В палате ее не оказалось. Зато на кровати было расправлено пальто, и рядом на полу стояла собранная сумка. Парамонов легко подхватил поклажу, покрутил головой в поисках вероятных забытых вещей, но ничего не найдя, отсалютовал «сокамерницам» и спросил:
— Басаргина за выпиской поковыляла?
— Да вроде, — кивнула самая солидная из присутствующих дам.
— Спасибо!
Еще спустя три с половиной минуты высокую фигуру Глеба Львовича Парамонова можно было наблюдать под кабинетом коллеги, при его попустительстве считавшегося Ксенькиным лечащим врачом.
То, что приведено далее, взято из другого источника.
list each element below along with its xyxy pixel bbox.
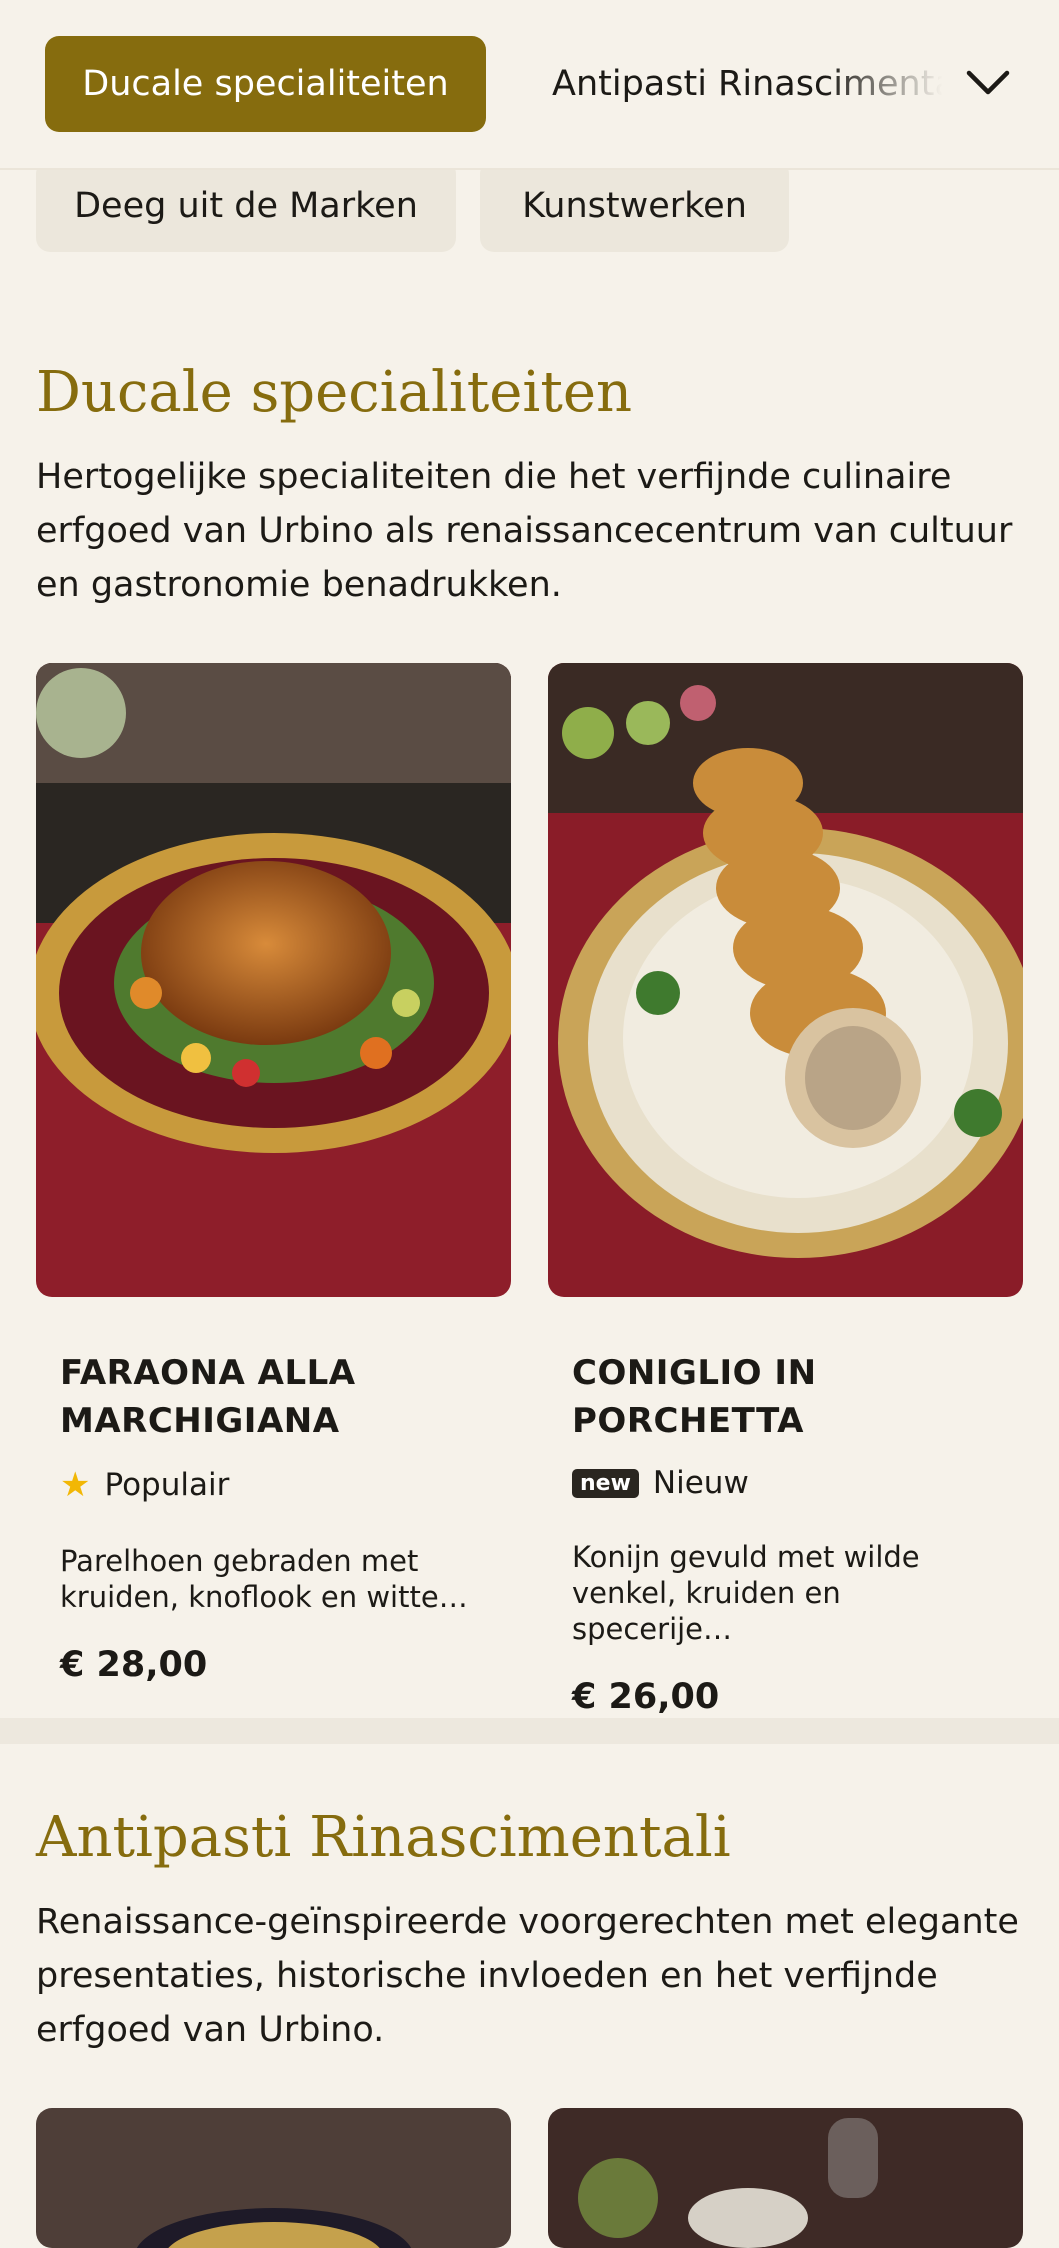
dish-image-faraona: [36, 663, 511, 1297]
new-tag: new: [572, 1468, 639, 1498]
section-divider: [0, 1718, 1059, 1744]
item-description: Parelhoen gebraden met kruiden, knoflook…: [60, 1544, 468, 1614]
item-badge: ★ Populair: [60, 1465, 487, 1505]
category-chip-kunstwerken[interactable]: Kunstwerken: [480, 160, 789, 252]
menu-item-card[interactable]: CONIGLIO IN PORCHETTA new Nieuw Konijn g…: [548, 663, 1023, 1717]
dish-image[interactable]: [36, 2108, 511, 2248]
category-bar: Ducale specialiteiten Antipasti Rinascim…: [0, 0, 1059, 170]
item-name: CONIGLIO IN PORCHETTA: [572, 1353, 817, 1441]
item-price: € 26,00: [572, 1677, 720, 1717]
category-chip-deeg[interactable]: Deeg uit de Marken: [36, 160, 456, 252]
badge-label: Populair: [104, 1467, 230, 1503]
menu-item-card[interactable]: FARAONA ALLA MARCHIGIANA ★ Populair Pare…: [36, 663, 511, 1685]
section-description: Hertogelijke specialiteiten die het verf…: [36, 457, 1013, 605]
category-pill-ducale[interactable]: Ducale specialiteiten: [45, 36, 486, 132]
item-description: Konijn gevuld met wilde venkel, kruiden …: [572, 1540, 920, 1646]
section-title: Antipasti Rinascimentali: [36, 1805, 731, 1870]
item-name: FARAONA ALLA MARCHIGIANA: [60, 1353, 356, 1441]
section-description: Renaissance-geïnspireerde voorgerechten …: [36, 1902, 1019, 2050]
item-price: € 28,00: [60, 1645, 208, 1685]
item-badge: new Nieuw: [572, 1465, 999, 1501]
dish-image[interactable]: [548, 2108, 1023, 2248]
badge-label: Nieuw: [652, 1465, 749, 1501]
chevron-down-icon[interactable]: [958, 58, 1018, 108]
category-pill-antipasti[interactable]: Antipasti Rinascimentali: [552, 36, 942, 132]
dish-image-coniglio: [548, 663, 1023, 1297]
section-title: Ducale specialiteiten: [36, 360, 633, 425]
star-icon: ★: [60, 1465, 91, 1505]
— Привет! — после долгого ожидания раздалось в коридоре, когда Ксения вышла, наконец, в коридор. Через плечо у нее висела незакрытая сумка, из которой торчали несколько листков разной величины.
Парамонов осмотрел ее от гипса на ноге до макушки с пучком волос. И улыбнулся.
— Свобода?
— Можно и так сказать.
— От своих отмахалась? Нас толпа с шариками и цветами на улице не ждет? Или все же лучше уходить через черный ход?
— Не ждет, — Ксения отрицательно мотнула головой. — Но в гости собираются.
— Это святое, — Парамонов поставил ее дорожную сумку на сиденье, отобрал дамскую и водрузил сверху, встряхнул, расправляя, пальто и накинул ей на плечи. А потом наклонился к ее уху и негромко проговорил: — Подождут до следующей недели. Сегодняшний день наш.
— До следующей недели они не дотерпят, не надейся.
— Украду и увезу.
Ксения удивленно с долей раздражения посмотрела на него.
— Станешь вести кочевой образ жизни?
— Странствующий лекарь. В этом что-то есть, — Парамонов снова подхватил сумку. — В поликлинику я тебя завтра уже транспортирую, идет? Писульки твоего пилюлькина на досуге изучу еще.
— У тебя завтра тоже выходной?
— Плановых операций нет, взял отгул. Пошли?
Она кивнула и поплелась по коридору, вышагивая неровный ритм здоровой ногой и костылями. Парамонов, приноровившись, неспешно шел рядом. Он и правда приноровился. Еще когда они только начали вставать — вместе. Свои первые шаги она делала, зная, что он ее поймает, что не даст ей упасть снова. Нога постепенно заживала. Все на ней заживало. И они — заживали оба. Не так быстро, как раны, но все же прежнее пограничное состояние теперь казалось пройденным. Рубеж они проскочили.